The problem with the alleged figures is that the National Audit Office has said repeatedly that they are not confident that these are correctly calculated. Essentially these arrears may have been conjured out of thin air by a combination of maladministration and Government error.
At Voice of the Child the solution seems simple. The Government has shown itself to be incapable of administering a system that is fair or achieves the intended outcome. Instead they have opted to employ management that has officiated over the shambles that was the CSA, many of whom were simply rebadged into the Child Maintenance Service. These include the head of the CMS, Tom McCormack; the head of Arrears and Enforcement, Marc Gill and also the head of the Financial Investigation Unit, Barry Porter. We have said before that one of the first things that should happen is that the entire Senior Leadership within the CMS should be fired for incompetence. The Ministers who allow these people to continue the cycle of misery and maladministration whilst turning a blind eye should probably go as well.
What should happen next?
If it’s the Government’s position that they have calculated the amounts owed correctly and this money is vital for children then the Government should pay it. Wipe the slate clean.
The £3.8bln in arrears should be immediately settled out of the DWP budget (the DWP had a budget of £6.5bln in 2016/17 and paid out over £173bln in benefit and pension payments). The Government should be made to satisfy a debt it alleges exists and has allowed to accumulate by virtue of their own incompetence.
We are extremely disappointed that once again, instead of addressing the issues with the Child Maintenance Service and underlying legislation, the Government is choosing to suggest measures that would not solve the problems but instead implement measures that are likely to create new ones.
We have said many times that wholesale reform is the only way to fix the issues. This MUST start with the legislation. The issues that afflict the CMS have existed since 1993 and are grounded in flawed assumptions and logic in the 1991 Child Support Act and subsequent amendments and legislation.

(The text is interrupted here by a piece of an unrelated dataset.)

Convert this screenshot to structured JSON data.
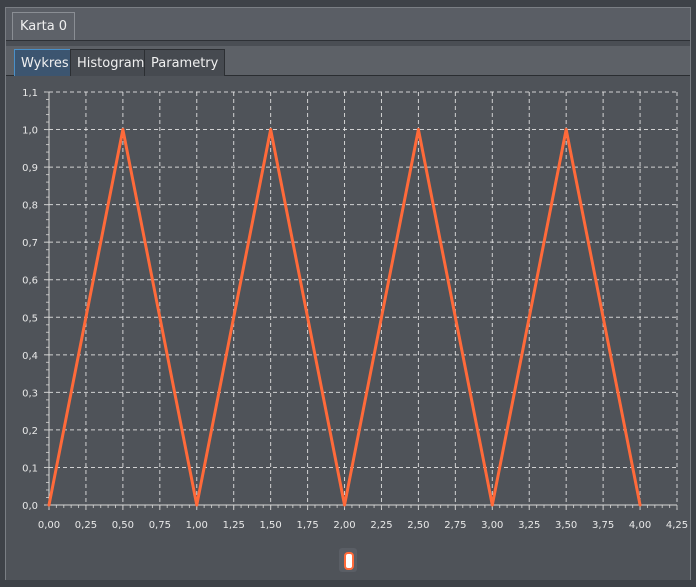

If the Government really wants to encourage parents to contribute fully and fairly then reform is needed across the spectrum of Family Law and Child Maintenance Legislation. Incentives to limit a parents’ involvement need to be immediately removed, proper account needs to be given to the costs associated with shared care of the children (with DWP Policies revised where appropriate) and the Maintenance legislation needs to be reformed in concert with the 1989 Children Act and Family Justice systems which are equally flawed and broken.
A question to consider:
Are the costs of a parent with 35% of the time really materially different to the parent with the balance? Housing, transport, food, clothing etc. All of these must be paid by both parents if they are involved in a a child’s life to the extent that would be of benefit to the child.
Even with the suggested amendments in the consultation, Child Maintenance would be relatively simple to legally avoid but we are not going to write a “how to” manual for this purpose at this time. We would rather that the system was complied with voluntarily as any fair and equitable system would be.

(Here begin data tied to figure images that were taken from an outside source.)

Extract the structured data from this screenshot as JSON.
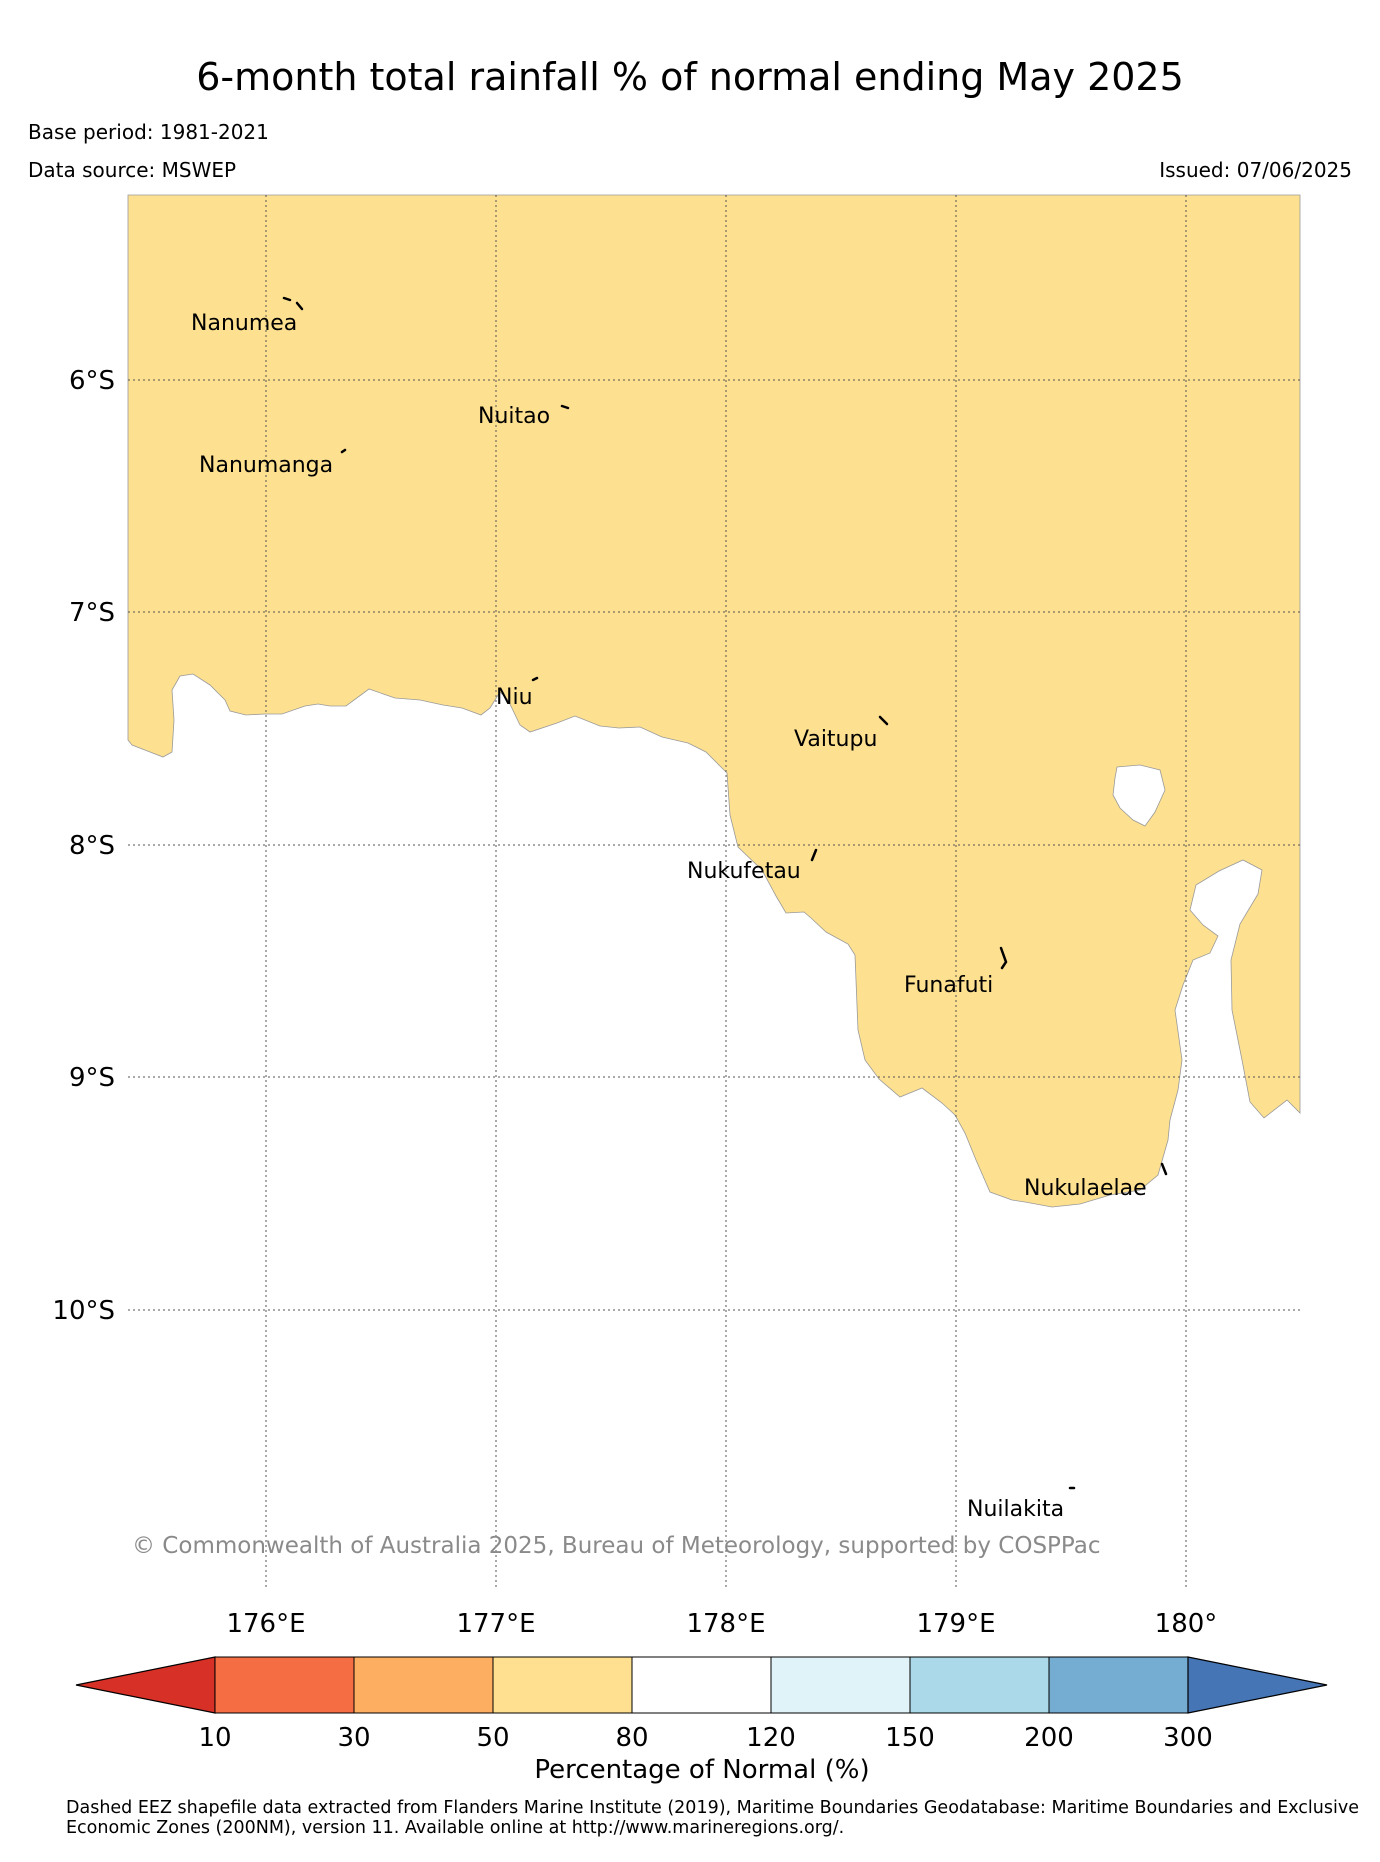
{
  "title": "6-month total rainfall % of normal ending May 2025",
  "base_period": "Base period: 1981-2021",
  "data_source": "Data source: MSWEP",
  "issued": "Issued: 07/06/2025",
  "copyright": "© Commonwealth of Australia 2025, Bureau of Meteorology, supported by COSPPac",
  "map": {
    "lat_labels": [
      "6°S",
      "7°S",
      "8°S",
      "9°S",
      "10°S"
    ],
    "lon_labels": [
      "176°E",
      "177°E",
      "178°E",
      "179°E",
      "180°"
    ],
    "islands": [
      "Nanumea",
      "Nuitao",
      "Nanumanga",
      "Niu",
      "Vaitupu",
      "Nukufetau",
      "Funafuti",
      "Nukulaelae",
      "Nuilakita"
    ],
    "colors": {
      "region_fill": "#fde090",
      "background": "#ffffff",
      "grid": "#555555"
    }
  },
  "colorbar": {
    "label": "Percentage of Normal (%)",
    "ticks": [
      "10",
      "30",
      "50",
      "80",
      "120",
      "150",
      "200",
      "300"
    ],
    "colors": [
      "#d73027",
      "#f46d43",
      "#fdae61",
      "#fee090",
      "#ffffff",
      "#e0f3f8",
      "#abd9e9",
      "#74add1",
      "#4575b4"
    ]
  },
  "footnote": "Dashed EEZ shapefile data extracted from Flanders Marine Institute (2019), Maritime Boundaries Geodatabase: Maritime Boundaries and Exclusive Economic Zones (200NM), version 11. Available online at http://www.marineregions.org/."
}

Proper incentives are needed; provided in the form of a benefit, (not a punishment) if the Government really wants to “support parents” or “encourage collaboration” for the sake of children.
The Government is approaching their perceived (manufactured?) problem from completely the wrong direction and until these simple lessons are learnt and (and the underlying issues) understood then issues with Child Maintenance Service look set to continue.
Caroline Dinenage, Julia Gault et al should all hang their heads in shame at this lazy attempt at addressing the problems they are too afraid to address properly.
In a Family Law system designed for combative parents there is no real allowance for the views of children and any understanding of how Family Law ultimately impacts on children most of all.
We speak for the children in Family Law so that, finally, the children have a voice.